Bank of America's closely-watched Fund Mangers' survey, which polled 270 panelists with $805 billion in assets under management, identified inflation as the market's key risk, but only 26% think it's likely to remain permanent. 

Curiously, what both Fink, Wood and the Fund Mangers' survey seem to agree on is the fact stocks will continue to benefit regardless of how inflation plays out.

Wood says inflation worries -- a "killer" for stock valuations -- are overblown, and that deflationary pressures will keep 10-year yields comfortably below 3% over the medium-term, making equity investments more attractive by comparison.

Fink says the Fed's inflation narrative, which sees headline declines heading into the end of this year and beyond, will keep rates low and prod more investors into higher yielding alternatives like stocks.

“Many of the savers are now more confused, and I think some of them are now, finally, entering into equities and other asset categories" as their savings are "slammed" by low-rate, pro-growth policies.

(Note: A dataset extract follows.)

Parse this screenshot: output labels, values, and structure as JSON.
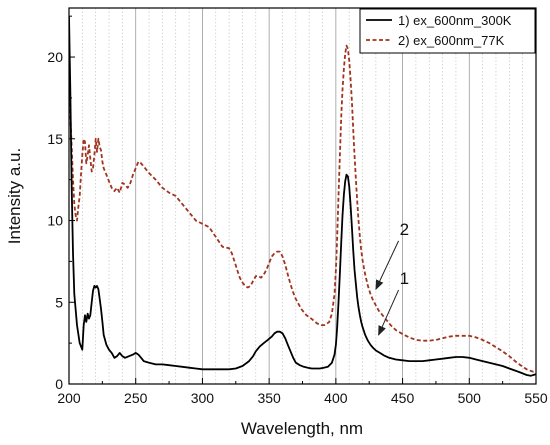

Fund managers, too, are riding the TINA (there is no alternative) wave, which has lifted the S&P 500 to 40 record highs so far this year, pegging the benchmark 95% ahead of its March pandemic low, with big overweights in commodity and tech stocks.

"I think there's a lot of confusion, but its growth is going to be scarce as inflation comes down, our kind of strategies, which generate revenue growth in the 25%-plus range, are going to shine longer term," Wood told CNBC Wednesday.